Melbourne immune to property bubble

By Staff Reporter
Melbourne property bubble

Despite increasing fears of an impending bursting of property bubbles in Australia’s two largest capital cities, the Melbourne market should be safe because of its land market, says one commentator.

Housing bubble speculators aren’t looking at the whole picture in Melbourne, where land is far removed from such conditions, according to Satterley Property Group.

The group’s general manager, Jack Hoffmann, said the bubble commentary has been focused exclusively on the established inner-city market and hasn’t taken the land market into account.

“We’re hearing all this talk of ‘is there or isn’t there a bubble?’ and that the established housing market is in serious trouble,” Mr Hoffman said. “But this simply isn’t the case for the land market.

“The median land price grew by 4 per cent last year, which hardly indicates that we have entered a bubble.”

The land market, as opposed to the established market, has seen consistent and sufficient supply, preventing it from entering similar bubble-like conditions Mr Hoffman said.

“The state government has done a good job of approving enough land for development, which is now readily developed to satisfy demand.”

As Melbourne’s population grew by 85,000 to 95,000 people over the past few years, land supply levels increased to accommodate it, Mr Hoffman said.
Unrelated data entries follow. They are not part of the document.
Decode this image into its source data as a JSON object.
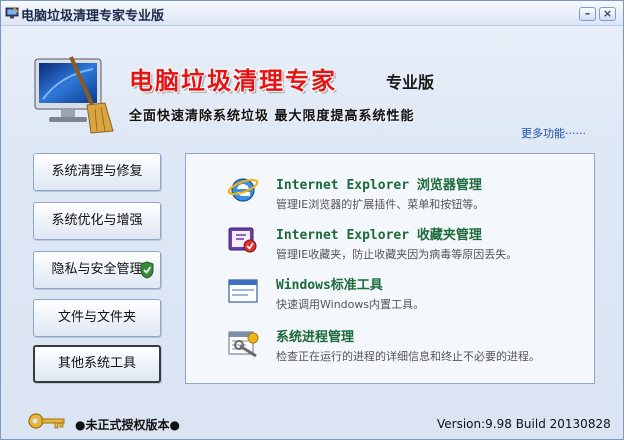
{
  "window": {
    "title": "电脑垃圾清理专家专业版",
    "minimize_label": "–",
    "close_label": "×"
  },
  "banner": {
    "title": "电脑垃圾清理专家",
    "edition": "专业版",
    "slogan": "全面快速清除系统垃圾  最大限度提高系统性能"
  },
  "more_link": "更多功能······",
  "nav": {
    "items": [
      {
        "label": "系统清理与修复"
      },
      {
        "label": "系统优化与增强"
      },
      {
        "label": "隐私与安全管理"
      },
      {
        "label": "文件与文件夹"
      },
      {
        "label": "其他系统工具"
      }
    ]
  },
  "tools": [
    {
      "title_en": "Internet Explorer ",
      "title_zh": "浏览器管理",
      "desc": "管理IE浏览器的扩展插件、菜单和按钮等。",
      "icon": "ie-icon"
    },
    {
      "title_en": "Internet Explorer ",
      "title_zh": "收藏夹管理",
      "desc": "管理IE收藏夹，防止收藏夹因为病毒等原因丢失。",
      "icon": "favorites-icon"
    },
    {
      "title_en": "Windows",
      "title_zh": "标准工具",
      "desc": "快速调用Windows内置工具。",
      "icon": "window-icon"
    },
    {
      "title_en": "",
      "title_zh": "系统进程管理",
      "desc": "检查正在运行的进程的详细信息和终止不必要的进程。",
      "icon": "process-icon"
    }
  ],
  "footer": {
    "license": "●未正式授权版本●",
    "version": "Version:9.98 Build 20130828"
  }
}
“As a result, you currently have about 170 active land developments in Victoria, compared to around 90 in 2010.”

Mr Hoffman said without this increase in supply of land, prices could have spiralled out of control.

In June, two economists told the House of Representatives Standing Committee on Economics that we are suffering the ‘largest housing bubble on record’ and that the nation's changing attitude to property has made a housing ‘bloodbath’ all but certain.

Lindsay David and Philip Soos from LF Economics said property is now commonly seen as a speculative asset to flip, rather than a home to raise a family.

Those comments focused on the established housing market and do not seem to take in to account the land market.